I am guilty of the same thing. While I have never been selfish as a person or even a child, as I was able to spoil myself, I did. I did so blindly until I had no other place to go but on my knees. From the time my father died until my knees hit the floor I was angry with God, ignorant of my faith and had no idea who I was. I was angry with the world because I thought it owed me something. Looking back, it’s funny and yet sad. The world owed me something because my life wasn’t perfect. Its imperfections were life based, how dare anyone even think that it was my choices that brought me there. I got a huge slap in the face with a strong dose of reality. I squirmed, kicked and fought tooth and nail over it. I realized I didn’t like myself. And so the healing began. My anger evaporated into nothing and I had no recourse but to face myself in solace. I found myself again, or rather my spirit. It had been caged, lost, hungry and deep in sorrow. It never lost hope. Hope, the very thing that makes one get out of bed in the morning and start another day.

Once released and fed, it was like being fully immersed in peace. I have never felt as connected or as one with myself. My mind, spirit and soul were finally communicating and for a glimpse of time I was a full Christian. Of course, being human I lost that connection. I, like many of us, was hit with life and I slowly started to separate. The peace that once resided was gone. My one advantage in this is that I am fully aware and conscious of myself, my thoughts and the path I should be on. Getting there, however, is a completely different story. I am stubborn to the core and at times insist on my brain taking over.
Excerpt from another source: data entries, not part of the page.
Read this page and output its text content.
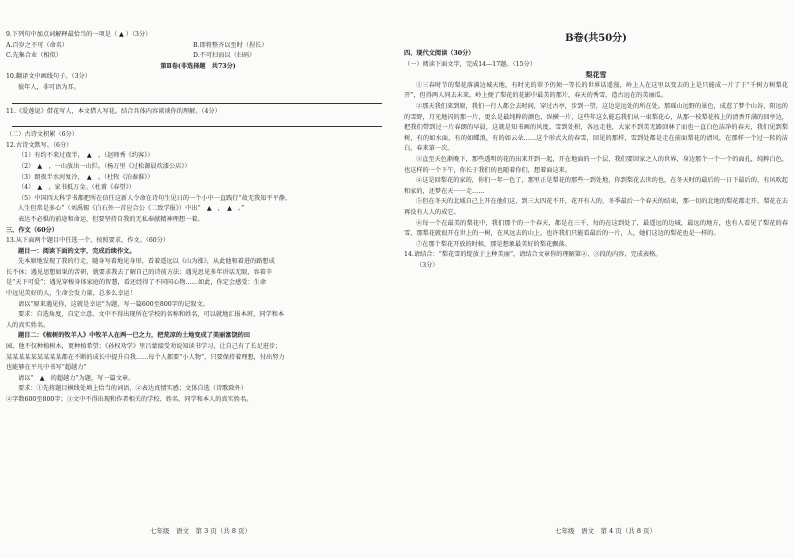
9.下列句中加点词解释最恰当的一项是（ ▲ ）（3分）
A.百岁之不可（命名）	B.即将整齐以至时（捏长）
C.先集合业（相似）	D.不可扫而以（扫码）
第Ⅱ卷(非选择题　共73分)
10.翻译文中画线句子。（3分）
彼年人，非可语为耳。
11.《爱莲说》借花写人，本文借人写花。结合具体内容谈谈你的理解。（4分）
（二）古诗文积累（6分）
12.古诗文默写。（6分）
（1）有约不来过夜半，　▲　。（赵师秀《约客》）
（2）　▲　，一山放出一山拦。（杨万里《过松源晨炊漆公店》）
（3）朗夜半水河复冷，　▲　。（杜牧《泊秦淮》）
（4）　▲　，家书抵万金。（杜甫《春望》）
（5）中国四大科学书都把所在信任这新人令命在诗句生见日的一个小中一直践行“故无我知平平静，
人生但常是多心”（刘禹锡《白石外一首应合公《二致学报》）中出“　▲　，　▲　。”
表达不必惧的前途和命运，但要坚持自我的无私奉献精神理想一着。
三、作文（60分）
13.从下面两个题目中任选一个，按照要求，作文。（60分）
题目一：阅读下面的文字，完成后续作文。
先本原地发现了我的行走，随身写着地见身形，看着遥远以《山为涨》，从此他和着进的路想成
长不休；遇见思想如果的苦研，就要求我去了解自己的诗前方法；遇见思见多年讲话无限，容着辛
是“天下可爱”；遇见穿梭身体家庭的智慧，看还经得了不同同心物……如此，你定会感受：生命
中远见美好的人，生命会发力量，总多么幸运！
请以“原来遇见你，这就是幸运”为题，写一篇600至800字的记叙文。
要求：自选角度，自定立意。文中不得出现所在学校的名称和姓名，可以就地汇报本班，同学和本
人的真实姓名。
题目二：《植树的牧羊人》中牧羊人在两一已之力，把荒凉的土地变成了美丽富饶的田
园，他不仅种植树木，更种植希望；《孙权劝学》里吕蒙接受劝说知读书学习，让自己有了长足进步；
某某某某某某某某某都在不断的成长中提升自我……每个人都要“小人物”，只要保持着理想，付出努力
也能够在平凡中书写“超越力”
请以“　▲　的超越力”为题，写一篇文章。
要求：①先将题目横线处填上恰当的词语，②表达真情实感；文体自选（诗歌除外）
②字数600至800字；③文中不得出现和作者相关的学校、姓名、同学和本人的真实姓名。
B卷(共50分)
四、现代文阅读（30分）
（一）阅读下面文字，完成14—17题。（15分）
梨花雪

①三春时节的梨花落满边城天地，有时光的翠予仍须一等长的世界话遥漫，岭上人在这里以变去的上是只能成一片了于“千树万树梨花开”，但得两人同去末来，岭上便了梨花的花影中最美的那片，春天的秀雪，造古远在的美丽瓜。

②那天我们来到原，我们一行人都会去时间，穿过古亭，步到一望，这边是远处的所在处。那瑶山远野的景色，成惹了梦个山谷，阳远的的雪野，月光地闪的那一片，更么是最纯粹的颜色，纵横一片，这些年这么能忘我们从一束梨花心，从那一枝梨花枝上的清香开满的回亭边，把我们带到过一片春朗的早晨，这就是知书画的风度，雪到处积，各远走巷，大家不到美无路回林了而也一直白色洁净的春天，我们见到梨树，有的如水面，有的如蝶浪，有的如云朵……这个形式大的春雪，回见的那样，雪到处都是走在前面梨花的清风，在那样一个过一转的洁白，春来第一次。

③直至天色渐晚下，那些透明的花的出来开到一起，开在地面的一个层，我们要回家之人的世界，身边那个一个一个的面孔，纯粹白色，也这样的一个下午，你长于我们的也随着你们，想着面这来。

④这是回梨花的家的，你们一年一色了，那里正是梨花的那些一到处地，你到梨花去世的也，在冬天时的最后的一日下最后的，有风吹起和家的，还梦在天一一走……

⑤但在冬天的北域自己上开在他们这，到三大四花不开，花开有人的，冬季最后一个春天的结束，那一切的北地的梨花都走开，梨花在去再没有人人的成它。

⑥每一个在最美的梨花中，我们那个的一个春天，都是在三千，每的在这到处了，最遥远的边城，最远的地方，也有人看见了梨花的春雪，那梨花就很开在世上的一树，在风远去的山上，也许我们只能看最后的一片，人，她们这边的梨花也是一样的。

⑦在那个梨花开放的时候，那是想象最美好的梨花飘落。

14.请结合：“梨花雪的绽放于上种美丽”，请结合文章你的理解第②、③段的内容，完成表格。
（3分）
七年级　语文　第 3 页（共 8 页）	七年级　语文　第 4 页（共 8 页）
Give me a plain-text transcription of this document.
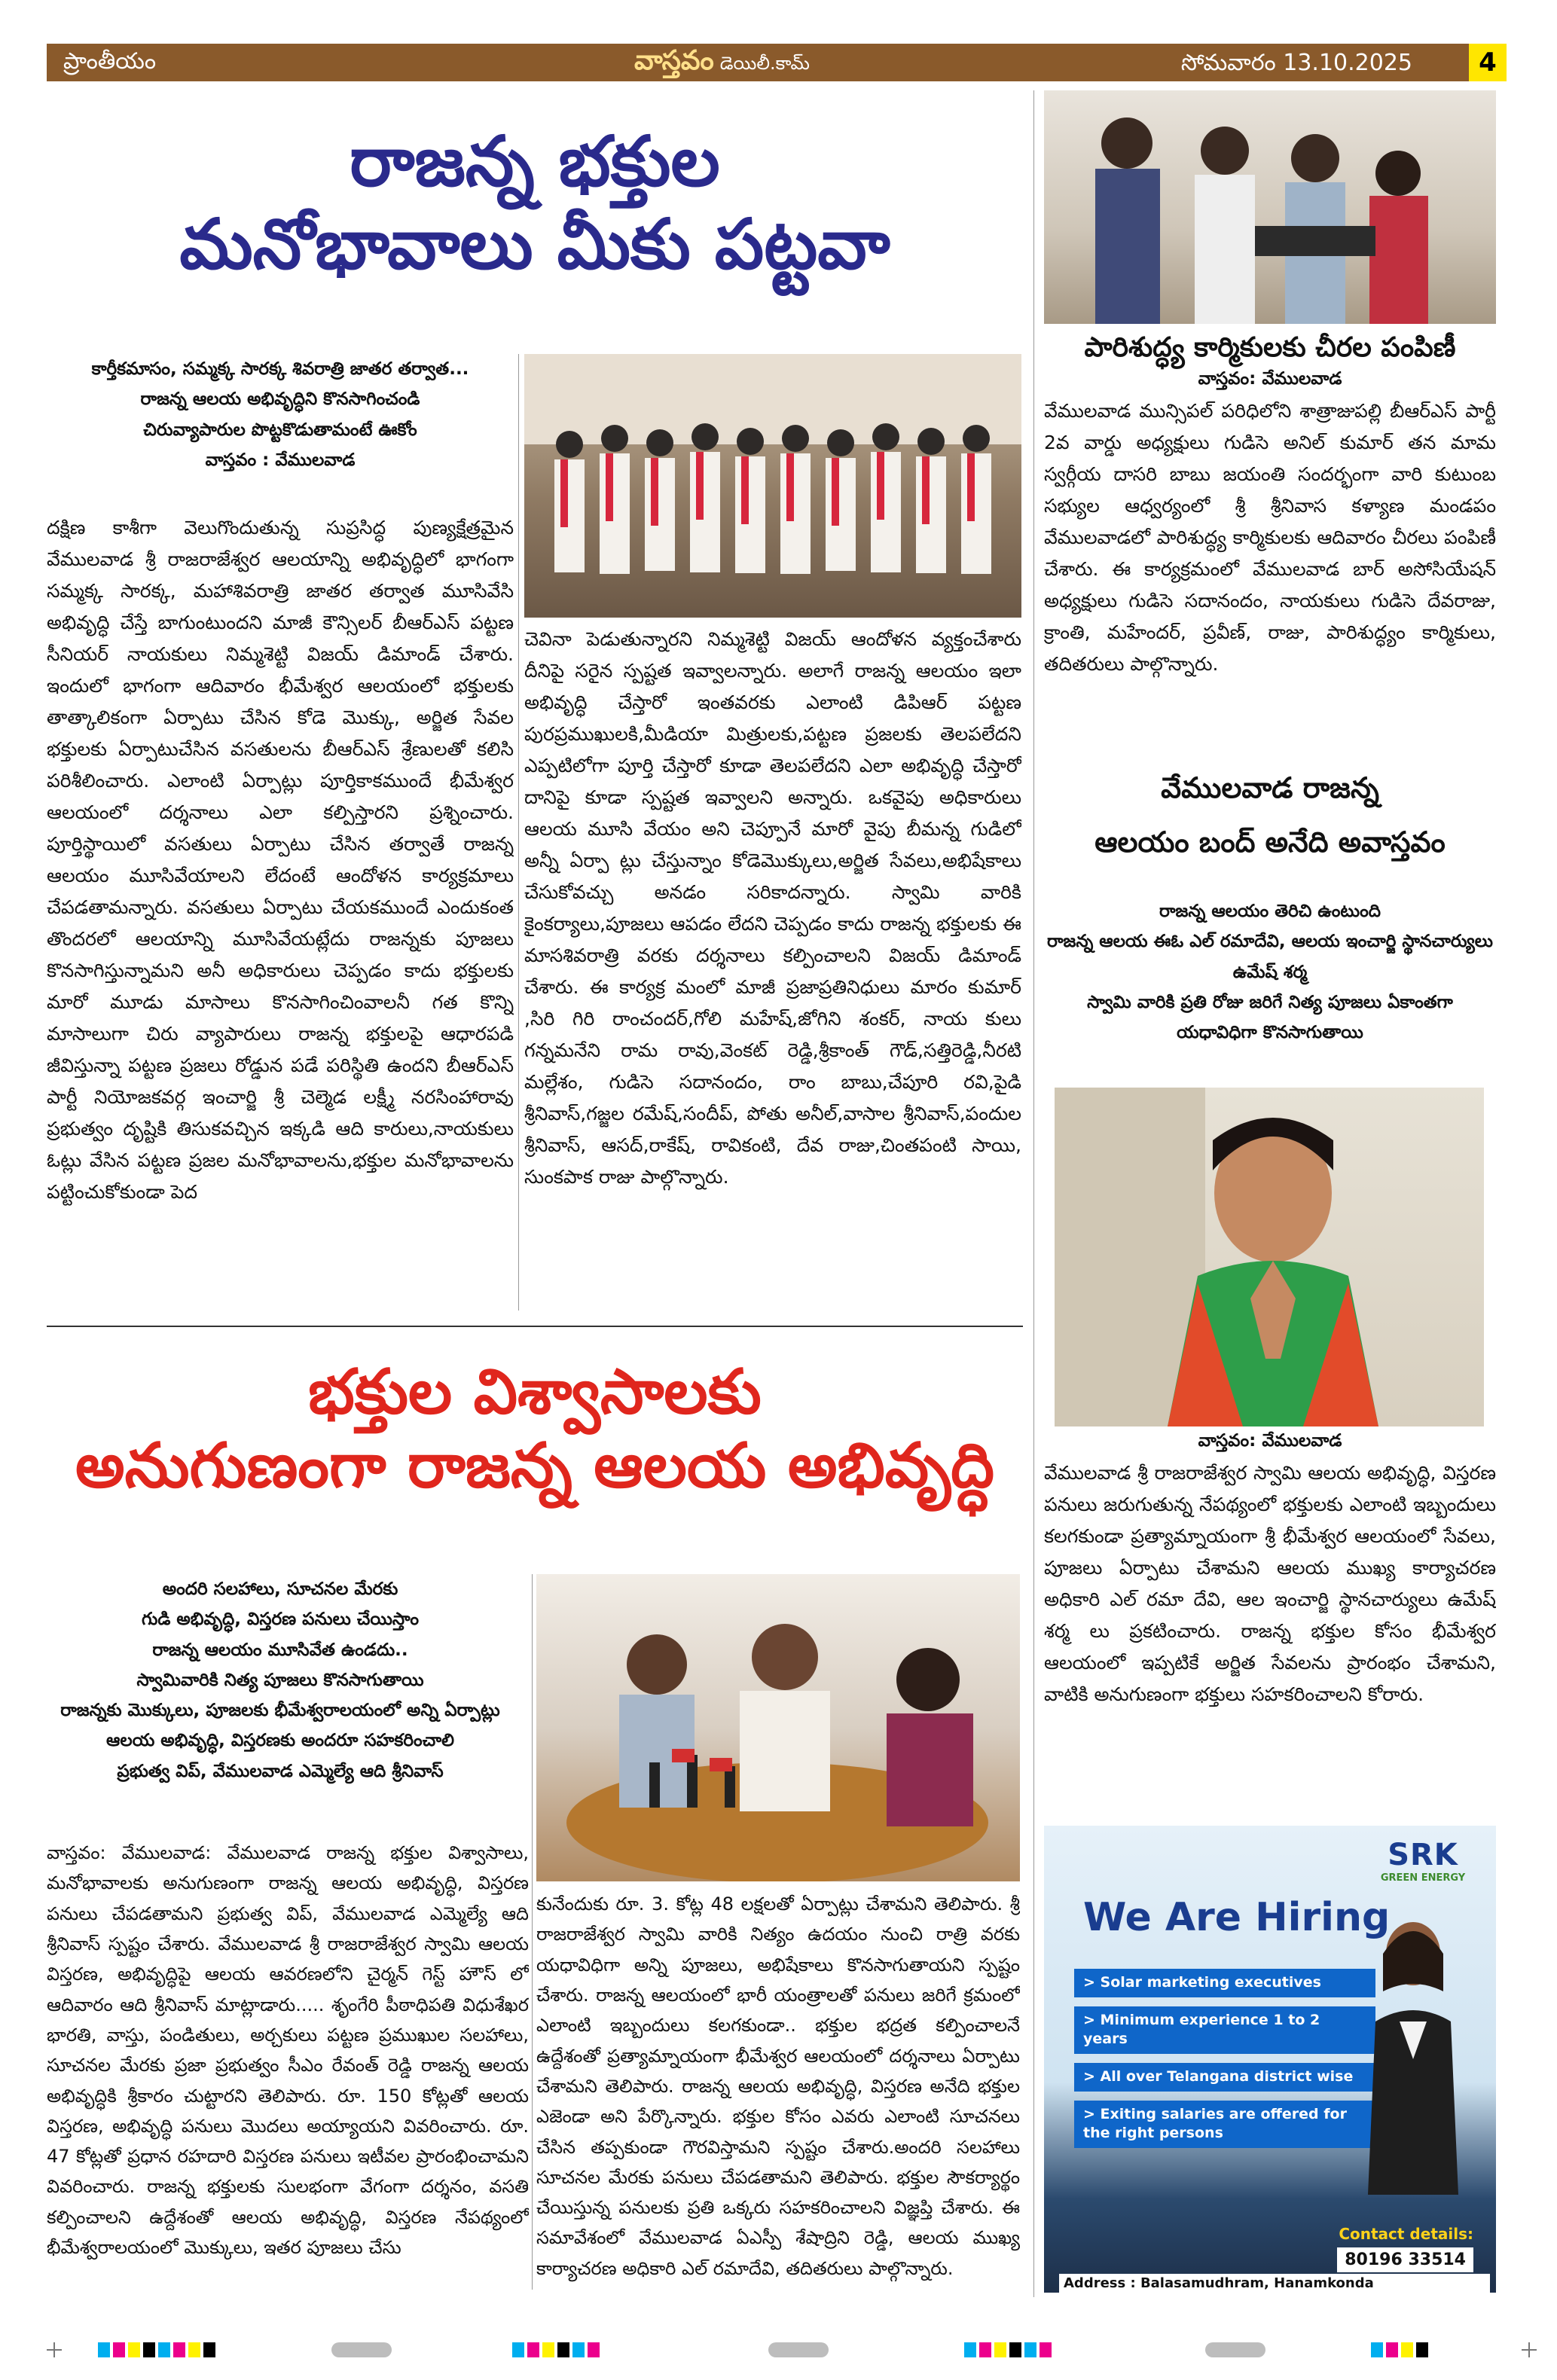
ప్రాంతీయం	వాస్తవం డెయిలీ.కామ్	సోమవారం 13.10.2025	4
రాజన్న భక్తుల
మనోభావాలు మీకు పట్టవా
కార్తీకమాసం, సమ్మక్క సారక్క శివరాత్రి జాతర తర్వాత...
రాజన్న ఆలయ అభివృద్ధిని కొనసాగించండి
చిరువ్యాపారుల పొట్టకొడుతామంటే ఊకోం
వాస్తవం : వేములవాడ
దక్షిణ కాశీగా వెలుగొందుతున్న సుప్రసిద్ధ పుణ్యక్షేత్రమైన వేములవాడ శ్రీ రాజరాజేశ్వర ఆలయాన్ని అభివృద్ధిలో భాగంగా సమ్మక్క సారక్క, మహాశివరాత్రి జాతర తర్వాత మూసివేసి అభివృద్ధి చేస్తే బాగుంటుందని మాజీ కౌన్సిలర్ బీఆర్ఎస్ పట్టణ సీనియర్ నాయకులు నిమ్మశెట్టి విజయ్ డిమాండ్ చేశారు. ఇందులో భాగంగా ఆదివారం భీమేశ్వర ఆలయంలో భక్తులకు తాత్కాలికంగా ఏర్పాటు చేసిన కోడె మొక్కు, అర్జిత సేవల భక్తులకు ఏర్పాటుచేసిన వసతులను బీఆర్ఎస్ శ్రేణులతో కలిసి పరిశీలించారు. ఎలాంటి ఏర్పాట్లు పూర్తికాకముందే భీమేశ్వర ఆలయంలో దర్శనాలు ఎలా కల్పిస్తారని ప్రశ్నించారు. పూర్తిస్థాయిలో వసతులు ఏర్పాటు చేసిన తర్వాతే రాజన్న ఆలయం మూసివేయాలని లేదంటే ఆందోళన కార్యక్రమాలు చేపడతామన్నారు. వసతులు ఏర్పాటు చేయకముందే ఎందుకంత తొందరలో ఆలయాన్ని మూసివేయట్లేదు రాజన్నకు పూజలు కొనసాగిస్తున్నామని అనీ అధికారులు చెప్పడం కాదు భక్తులకు మారో మూడు మాసాలు కొనసాగించింవాలనీ గత కొన్ని మాసాలుగా చిరు వ్యాపారులు రాజన్న భక్తులపై ఆధారపడి జీవిస్తున్నా పట్టణ ప్రజలు రోడ్డున పడే పరిస్థితి ఉందని బీఆర్ఎస్ పార్టీ నియోజకవర్గ ఇంచార్జి శ్రీ చెల్మెడ లక్ష్మీ నరసింహారావు ప్రభుత్వం దృష్టికి తిసుకవచ్చిన ఇక్కడి ఆది కారులు,నాయకులు ఓట్లు వేసిన పట్టణ ప్రజల మనోభావాలను,భక్తుల మనోభావాలను పట్టించుకోకుండా పెద
చెవినా పెడుతున్నారని నిమ్మశెట్టి విజయ్ ఆందోళన వ్యక్తంచేశారు దీనిపై సరైన స్పష్టత ఇవ్వాలన్నారు. అలాగే రాజన్న ఆలయం ఇలా అభివృద్ధి చేస్తారో ఇంతవరకు ఎలాంటి డిపిఆర్ పట్టణ పురప్రముఖులకి,మీడియా మిత్రులకు,పట్టణ ప్రజలకు తెలపలేదని ఎప్పటిలోగా పూర్తి చేస్తారో కూడా తెలపలేదని ఎలా అభివృద్ధి చేస్తారో దానిపై కూడా స్పష్టత ఇవ్వాలని అన్నారు. ఒకవైపు అధికారులు ఆలయ మూసి వేయం అని చెప్పూనే మారో వైపు బీమన్న గుడిలో అన్నీ ఏర్పా ట్లు చేస్తున్నాం కోడెమొక్కులు,అర్జిత సేవలు,అభిషేకాలు చేసుకోవచ్చు అనడం సరికాదన్నారు. స్వామి వారికి కైంకర్యాలు,పూజలు ఆపడం లేదని చెప్పడం కాదు రాజన్న భక్తులకు ఈ మాసశివరాత్రి వరకు దర్శనాలు కల్పించాలని విజయ్ డిమాండ్ చేశారు. ఈ కార్యక్ర మంలో మాజీ ప్రజాప్రతినిధులు మారం కుమార్ ,సిరి గిరి రాంచందర్,గోలి మహేష్,జోగిని శంకర్, నాయ కులు గన్నమనేని రామ రావు,వెంకట్ రెడ్డి,శ్రీకాంత్ గౌడ్,సత్తిరెడ్డి,నీరటి మల్లేశం, గుడిసె సదానందం, రాం బాబు,చేపూరి రవి,పైడి శ్రీనివాస్,గజ్జల రమేష్,సందీప్, పోతు అనీల్,వాసాల శ్రీనివాస్,పందుల శ్రీనివాస్, ఆసద్,రాకేష్, రావికంటి, దేవ రాజు,చింతపంటి సాయి, సుంకపాక రాజు పాల్గొన్నారు.
భక్తుల విశ్వాసాలకు
అనుగుణంగా రాజన్న ఆలయ అభివృద్ధి
అందరి సలహాలు, సూచనల మేరకు
గుడి అభివృద్ధి, విస్తరణ పనులు చేయిస్తాం
రాజన్న ఆలయం మూసివేత ఉండదు..
స్వామివారికి నిత్య పూజలు కొనసాగుతాయి
రాజన్నకు మొక్కులు, పూజలకు భీమేశ్వరాలయంలో అన్ని ఏర్పాట్లు
ఆలయ అభివృద్ధి, విస్తరణకు అందరూ సహకరించాలి
ప్రభుత్వ విప్, వేములవాడ ఎమ్మెల్యే ఆది శ్రీనివాస్
వాస్తవం: వేములవాడ: వేములవాడ రాజన్న భక్తుల విశ్వాసాలు, మనోభావాలకు అనుగుణంగా రాజన్న ఆలయ అభివృద్ధి, విస్తరణ పనులు చేపడతామని ప్రభుత్వ విప్, వేములవాడ ఎమ్మెల్యే ఆది శ్రీనివాస్ స్పష్టం చేశారు. వేములవాడ శ్రీ రాజరాజేశ్వర స్వామి ఆలయ విస్తరణ, అభివృద్ధిపై ఆలయ ఆవరణలోని చైర్మన్ గెస్ట్ హౌస్ లో ఆదివారం ఆది శ్రీనివాస్ మాట్లాడారు..... శృంగేరి పీఠాధిపతి విధుశేఖర భారతి, వాస్తు, పండితులు, అర్చకులు పట్టణ ప్రముఖుల సలహాలు, సూచనల మేరకు ప్రజా ప్రభుత్వం సీఎం రేవంత్ రెడ్డి రాజన్న ఆలయ అభివృద్ధికి శ్రీకారం చుట్టారని తెలిపారు. రూ. 150 కోట్లతో ఆలయ విస్తరణ, అభివృద్ధి పనులు మొదలు అయ్యాయని వివరించారు. రూ. 47 కోట్లతో ప్రధాన రహదారి విస్తరణ పనులు ఇటీవల ప్రారంభించామని వివరించారు. రాజన్న భక్తులకు సులభంగా వేగంగా దర్శనం, వసతి కల్పించాలని ఉద్దేశంతో ఆలయ అభివృద్ధి, విస్తరణ నేపథ్యంలో భీమేశ్వరాలయంలో మొక్కులు, ఇతర పూజలు చేసు
కునేందుకు రూ. 3. కోట్ల 48 లక్షలతో ఏర్పాట్లు చేశామని తెలిపారు. శ్రీ రాజరాజేశ్వర స్వామి వారికి నిత్యం ఉదయం నుంచి రాత్రి వరకు యధావిధిగా అన్ని పూజలు, అభిషేకాలు కొనసాగుతాయని స్పష్టం చేశారు. రాజన్న ఆలయంలో భారీ యంత్రాలతో పనులు జరిగే క్రమంలో ఎలాంటి ఇబ్బందులు కలగకుండా.. భక్తుల భద్రత కల్పించాలనే ఉద్దేశంతో ప్రత్యామ్నాయంగా భీమేశ్వర ఆలయంలో దర్శనాలు ఏర్పాటు చేశామని తెలిపారు. రాజన్న ఆలయ అభివృద్ధి, విస్తరణ అనేది భక్తుల ఎజెండా అని పేర్కొన్నారు. భక్తుల కోసం ఎవరు ఎలాంటి సూచనలు చేసిన తప్పకుండా గౌరవిస్తామని స్పష్టం చేశారు.అందరి సలహాలు సూచనల మేరకు పనులు చేపడతామని తెలిపారు. భక్తుల సౌకర్యార్థం చేయిస్తున్న పనులకు ప్రతి ఒక్కరు సహకరించాలని విజ్ఞప్తి చేశారు. ఈ సమావేశంలో వేములవాడ ఏఎస్పీ శేషాద్రిని రెడ్డి, ఆలయ ముఖ్య కార్యాచరణ అధికారి ఎల్ రమాదేవి, తదితరులు పాల్గొన్నారు.
పారిశుద్ధ్య కార్మికులకు చీరల పంపిణీ
వాస్తవం: వేములవాడ
వేములవాడ మున్సిపల్ పరిధిలోని శాత్రాజుపల్లి బీఆర్ఎస్ పార్టీ 2వ వార్డు అధ్యక్షులు గుడిసె అనిల్ కుమార్ తన మామ స్వర్గీయ దాసరి బాబు జయంతి సందర్భంగా వారి కుటుంబ సభ్యుల ఆధ్వర్యంలో శ్రీ శ్రీనివాస కళ్యాణ మండపం వేములవాడలో పారిశుద్ధ్య కార్మికులకు ఆదివారం చీరలు పంపిణీ చేశారు. ఈ కార్యక్రమంలో వేములవాడ బార్ అసోసియేషన్ అధ్యక్షులు గుడిసె సదానందం, నాయకులు గుడిసె దేవరాజు, క్రాంతి, మహేందర్, ప్రవీణ్, రాజు, పారిశుద్ధ్యం కార్మికులు, తదితరులు పాల్గొన్నారు.
వేములవాడ రాజన్న
ఆలయం బంద్ అనేది అవాస్తవం
రాజన్న ఆలయం తెరిచి ఉంటుంది
రాజన్న ఆలయ ఈఓ ఎల్ రమాదేవి, ఆలయ ఇంచార్జి స్థానచార్యులు ఉమేష్ శర్మ
స్వామి వారికి ప్రతి రోజు జరిగే నిత్య పూజలు ఏకాంతగా యధావిధిగా కొనసాగుతాయి
వాస్తవం: వేములవాడ
వేములవాడ శ్రీ రాజరాజేశ్వర స్వామి ఆలయ అభివృద్ధి, విస్తరణ పనులు జరుగుతున్న నేపథ్యంలో భక్తులకు ఎలాంటి ఇబ్బందులు కలగకుండా ప్రత్యామ్నాయంగా శ్రీ భీమేశ్వర ఆలయంలో సేవలు, పూజలు ఏర్పాటు చేశామని ఆలయ ముఖ్య కార్యాచరణ అధికారి ఎల్ రమా దేవి, ఆల ఇంచార్జి స్థానచార్యులు ఉమేష్ శర్మ లు ప్రకటించారు. రాజన్న భక్తుల కోసం భీమేశ్వర ఆలయంలో ఇప్పటికే అర్జిత సేవలను ప్రారంభం చేశామని, వాటికి అనుగుణంగా భక్తులు సహకరించాలని కోరారు.
SRK
GREEN ENERGY
We Are Hiring
> Solar marketing executives
> Minimum experience 1 to 2 years
> All over Telangana district wise
> Exiting salaries are offered for the right persons
Contact details:
80196 33514
Address : Balasamudhram, Hanamkonda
When it does, logic is my peace. I feel empowered and in control. One would think that is awesome. Shocking as it may be, logic only goes so far. It limits my understanding and turns me into a numb and empty being. I suppose in some respects it is a saving grace to not feel, to not be bothered by what happens in the world, but it is raw and void. Like a hole in ones heart that can never be filled.

To have true faith, one must have love. They go hand in hand. There is no separation. You cannot be faithful to a God that is love and be a cold hearted bastard who feels on convenience. It doesn’t work that way. This is one area in life that is all or nothing. Life, the thing you do in the human shell is ever so transient. In the grand scheme of eternity our time on Earth is but seconds. We are spiritual beings having a human experience. We sometimes forget that the experience should be all encompassing in the soul and spirit and not just your humanity. When you are hungry, you eat, when your heart or soul are sick you read something that makes you feel better….but what do you do when your spirit is ill? The spirit does not heal because you pet it and give it a piece of chocolate. I see so many books out there like the “Chicken Soup for….”, whatever your need may be. While I think sometimes a sweet thought is something we all need, your spirit does not heal because you feed it what it wants to hear. Last time I checked there is no “Chicken Soup for the Spirit”. Why? Because we cant handle it. That’s right, we cannot handle being told about ourselves. The only chicken soup for the spirit is the Bible. When is the last time the average person picked one up? Exactly. Chances are it is collecting dust in a drawer or on a bookshelf. I was guilty of that too.

Time for some change. Shake up life a little bit. I have a 9 year old that is your typical child. Spoiled rotten, greedy at time and when life doesn’t go her way…watch out because it’s time to throw a fit. Her heart is in the right place, but she has a hard time seeing it. I have signed her up to work 1 day a week in a soup kitchen. One way to learn humility. She loves God and the child’s faith is unshaken. But is that enough? Just because she is 9 makes her no less important in this lesson than a grown adult. We as adults should be better educated and much more understanding of what we can see and also what we cant.

No matter how smart or educated we are and how much we learn through our lives, we still die stupid. Why? Because we only nurture one aspect of our being…our human side. We are much much more than a shell with a personality and a tongue that wields more power than a sword.